Mais pourquoi nos dirigeants n'ont jamais envisagé une politique de la mer dans une île située au coeur de la Caraïbes  ? Notre flottille de pêche reste sans doute la plus pâle de la région.  Pareil pour le transport des marchandises et de personnes. Pas de marina, à la vérité très peu de port. Nous avons jamais exploité notre espace maritime. Nous n'y pensons même pas,  ignorant son potentiel économique, énergétique, etc Une politique agressive axée autour de la pêche, le transport et le tourisme offrirait déjà un revenu décent à  près de 10.000 familles rien que dans notre département. D'ailleurs, à l'image d'un véritable jardin botanique,  nous avons besoin d'un  authentique institut d'oceanographie et d'un aquarium géant pour nous délivrer les clés de notre environnement marin, mais aussi ses vertus pédagogiques. 

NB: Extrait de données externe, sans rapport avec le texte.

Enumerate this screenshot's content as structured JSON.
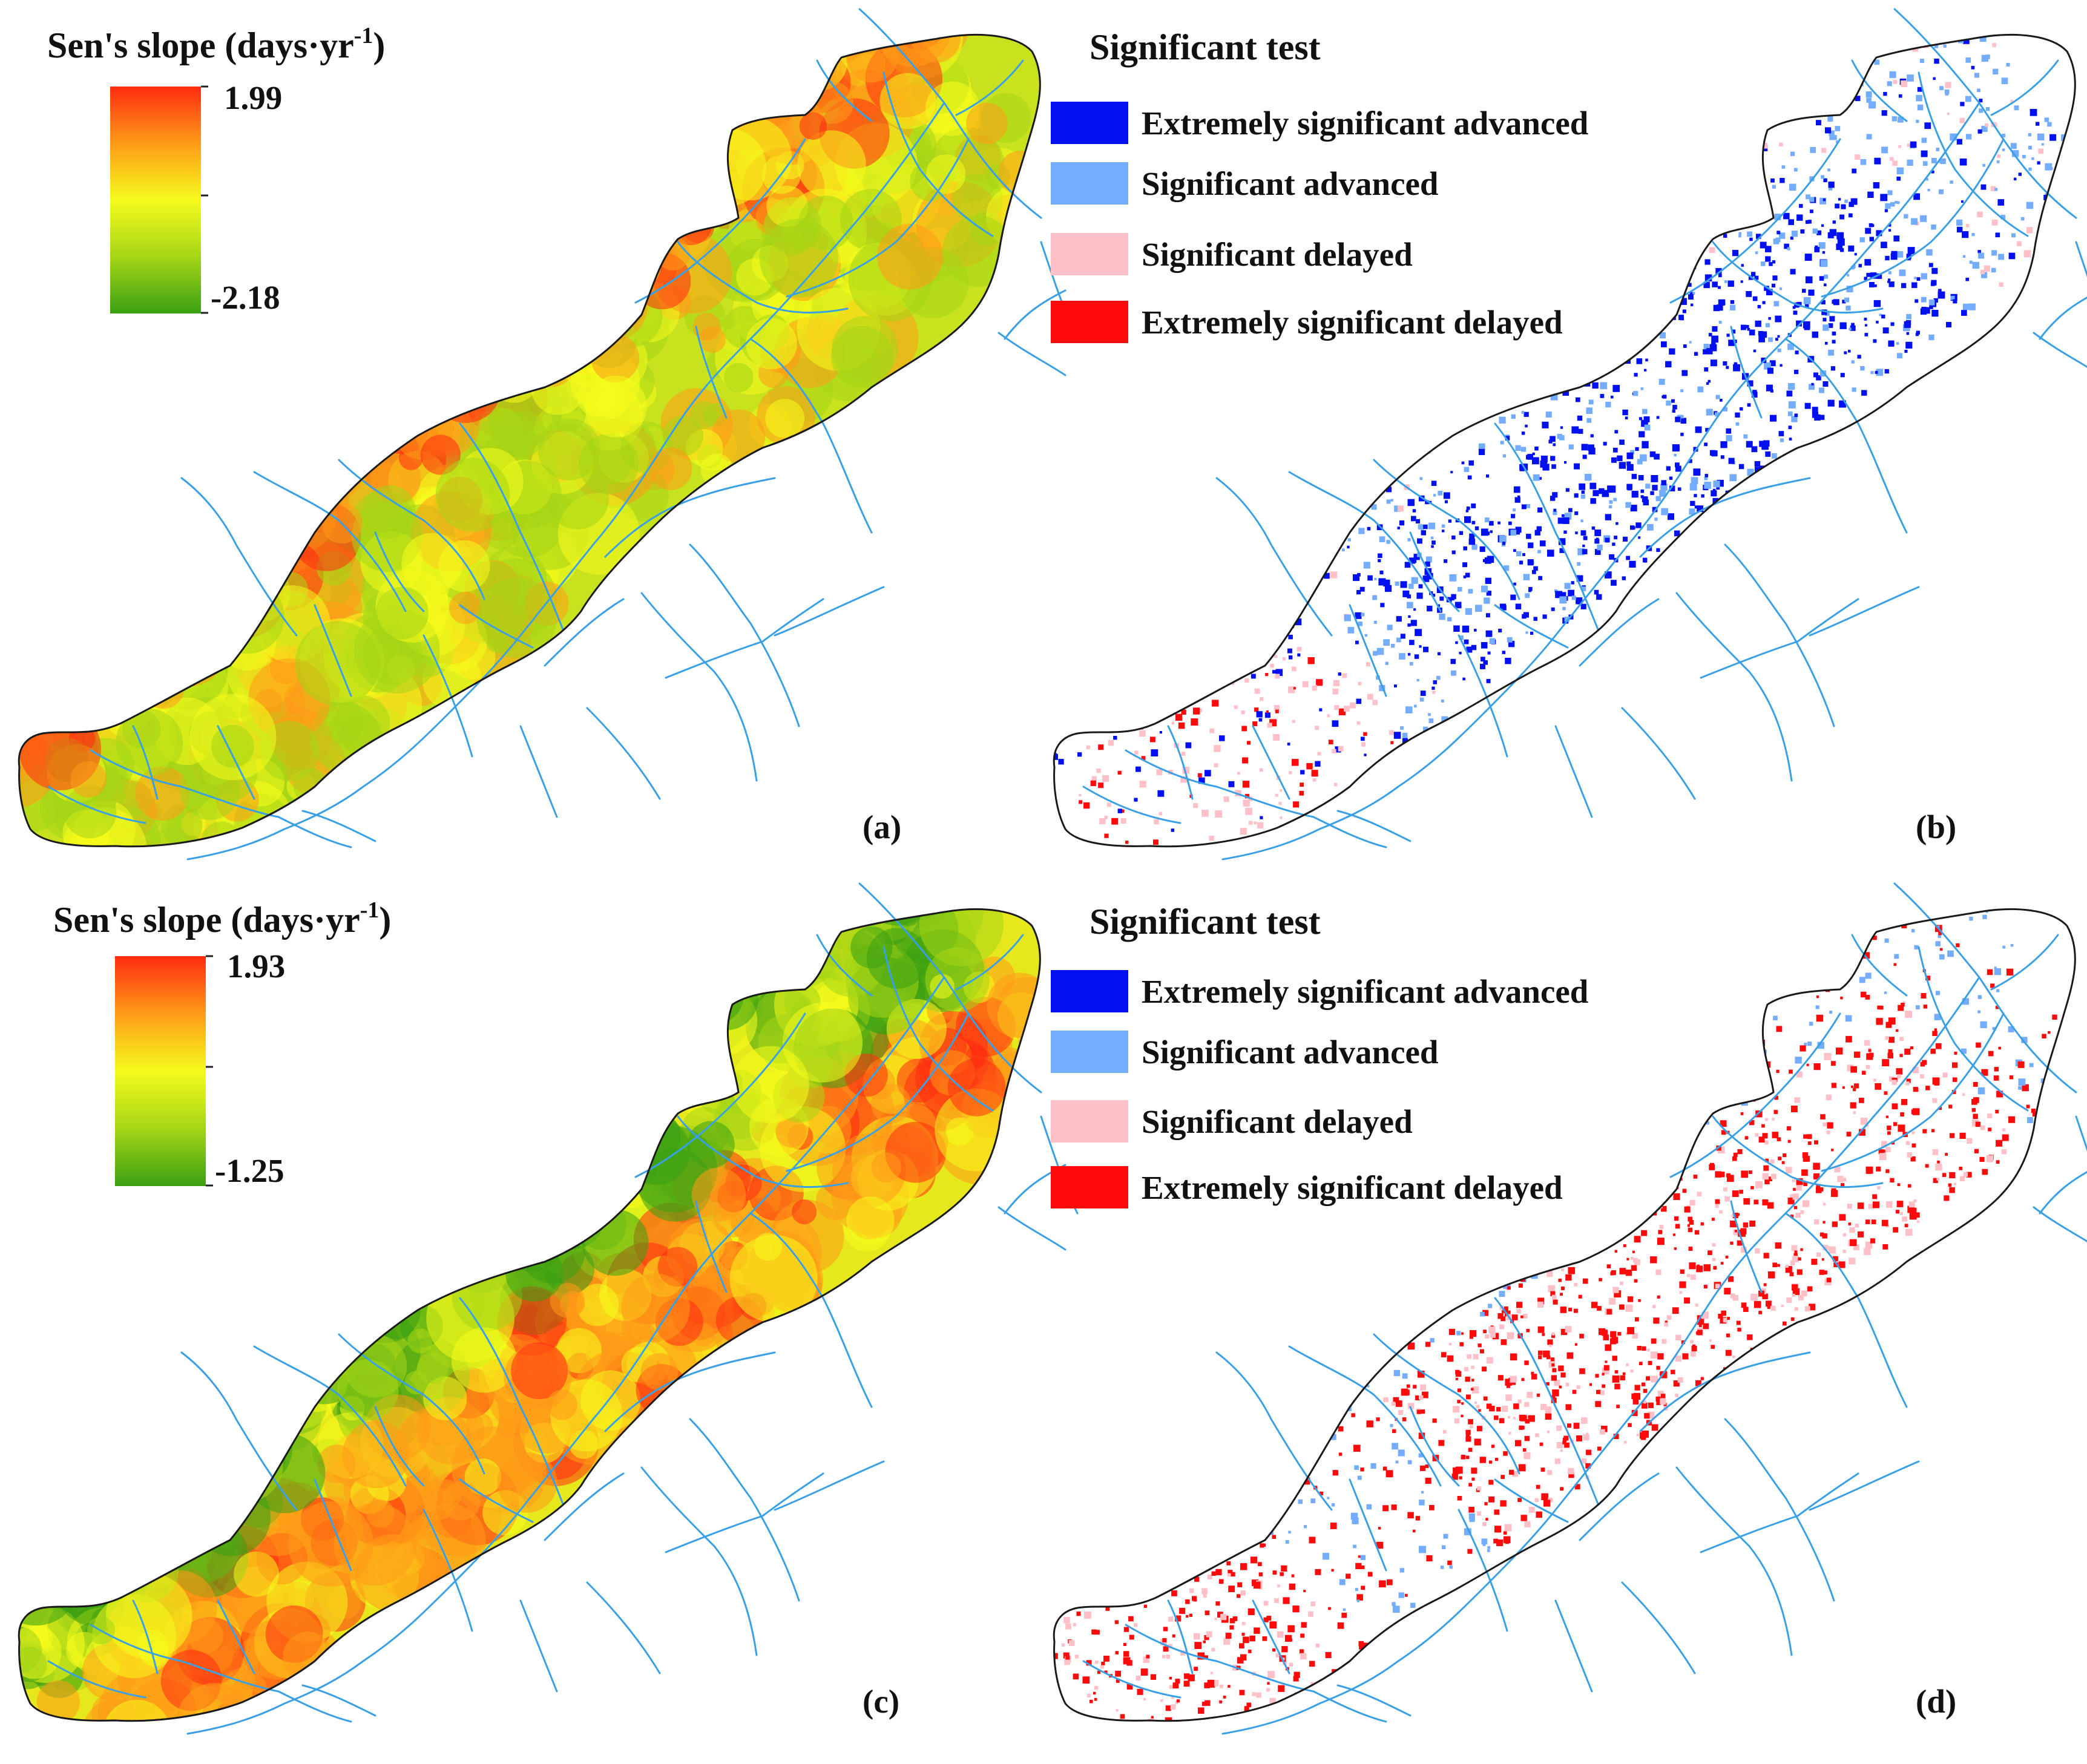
{
  "panels": [
    {
      "id": "a",
      "label": "(a)",
      "type": "slope",
      "legend": {
        "title": "Sen's slope (days·yr",
        "title_sup": "-1",
        "title_close": ")",
        "max": "1.99",
        "min": "-2.18",
        "colors": [
          "#ff2b10",
          "#ff9b18",
          "#f5fb1c",
          "#a5d616",
          "#3aa012"
        ]
      }
    },
    {
      "id": "b",
      "label": "(b)",
      "type": "significance",
      "legend": {
        "title": "Significant test",
        "items": [
          {
            "label": "Extremely significant  advanced",
            "color": "#0010f0"
          },
          {
            "label": "Significant  advanced",
            "color": "#74adff"
          },
          {
            "label": "Significant  delayed",
            "color": "#ffc0c8"
          },
          {
            "label": "Extremely significant  delayed",
            "color": "#ff0a0a"
          }
        ]
      }
    },
    {
      "id": "c",
      "label": "(c)",
      "type": "slope",
      "legend": {
        "title": "Sen's slope (days·yr",
        "title_sup": "-1",
        "title_close": ")",
        "max": "1.93",
        "min": "-1.25",
        "colors": [
          "#ff2b10",
          "#ff9b18",
          "#f5fb1c",
          "#a5d616",
          "#3aa012"
        ]
      }
    },
    {
      "id": "d",
      "label": "(d)",
      "type": "significance",
      "legend": {
        "title": "Significant test",
        "items": [
          {
            "label": "Extremely significant  advanced",
            "color": "#0010f0"
          },
          {
            "label": "Significant  advanced",
            "color": "#74adff"
          },
          {
            "label": "Significant  delayed",
            "color": "#ffc0c8"
          },
          {
            "label": "Extremely significant  delayed",
            "color": "#ff0a0a"
          }
        ]
      }
    }
  ],
  "colors": {
    "river": "#3aa0e6",
    "boundary": "#1a1a1a"
  }
}
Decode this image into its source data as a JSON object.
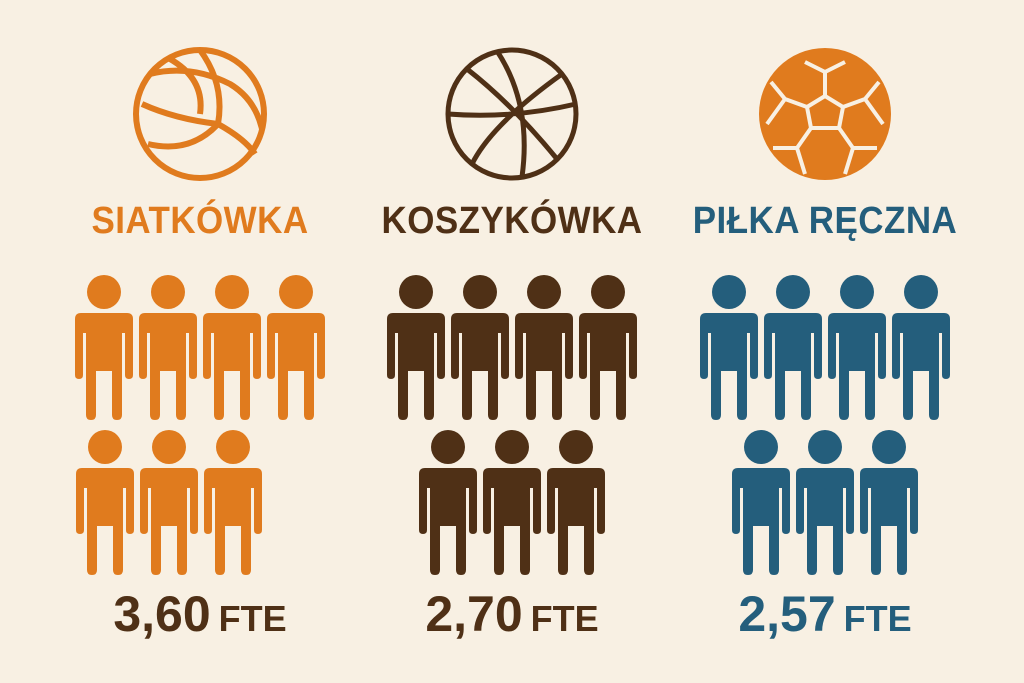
{
  "chart_data": {
    "type": "pictogram",
    "unit": "FTE",
    "categories": [
      "SIATKÓWKA",
      "KOSZYKÓWKA",
      "PIŁKA RĘCZNA"
    ],
    "values": [
      "3,60",
      "2,70",
      "2,57"
    ],
    "icons_per_category": [
      7,
      7,
      7
    ],
    "icons": [
      "volleyball-icon",
      "basketball-icon",
      "handball-icon"
    ],
    "colors": [
      "#E07B1E",
      "#4F3016",
      "#245E7C"
    ],
    "value_color": [
      "#4F3016",
      "#4F3016",
      "#245E7C"
    ]
  }
}
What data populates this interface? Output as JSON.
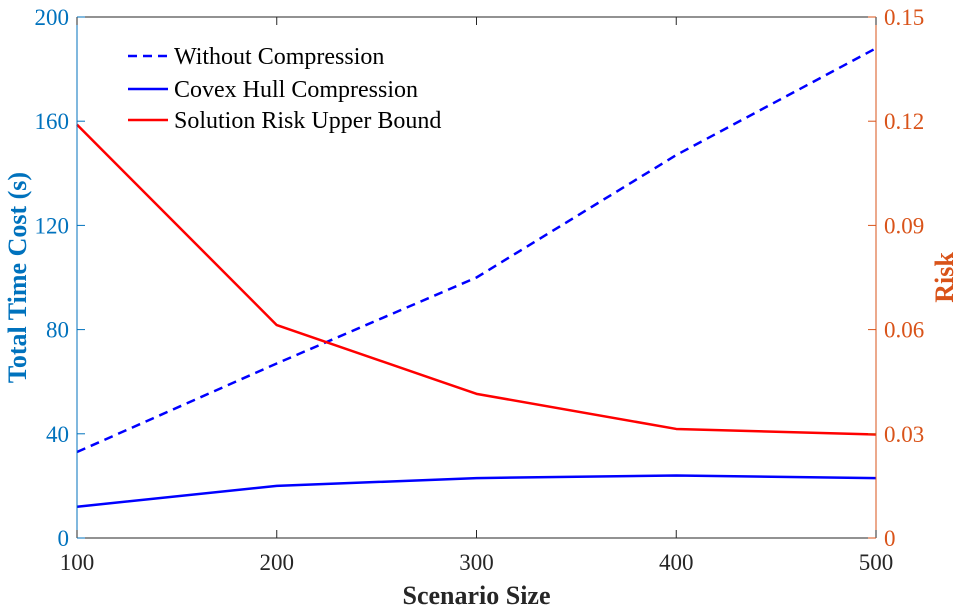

Tour cela n'arrivera pas comme par enchantement. Pour réussir, il faudra réunir toutes les parties ( pubic, privé, diaspora, société civile, communauté internationale) autour d'une même table. Faire taire autant nos egos que la coalition des opportunistes, nous enrichir de nos expériences respectives. Nous pouvons encore inverser les flux migratoires: un logement décent, une éducation de qualité, une perspective économique dans sa région d'origine constitue une alternative plus attrayante que le désespoir d'un bidonville. Nous sommes les héritiers de l'unique "zone bleue " de la Caraïbes,  le paradis sur terre pour tous les humains. Tous, sans exception, rêvent d'y passer leur lune de miel sous nos cieux à défaut de pouvoir y vivre. Alors le ventre plein, notre image restaurée nous aurons la possibilité de mettre en valeur nos richesses naturelles. Du Fort Olivier au Pic Macaya, de Pointe-Sable à  Gelée nous recevrons dans la dignité tous ceux qui se presseront sur la terre d'Audubon , le berceau du Panaméricanisme.

NB: POLLEN est cadre. Il est non partisan par essence.il n'exclut aucune autre vision.  Il encourage le volontariat, la participation citoyenne et l'esprit d'entreprise. Pour sauver Haïti portons chacun de nous une pierre à l'édifice.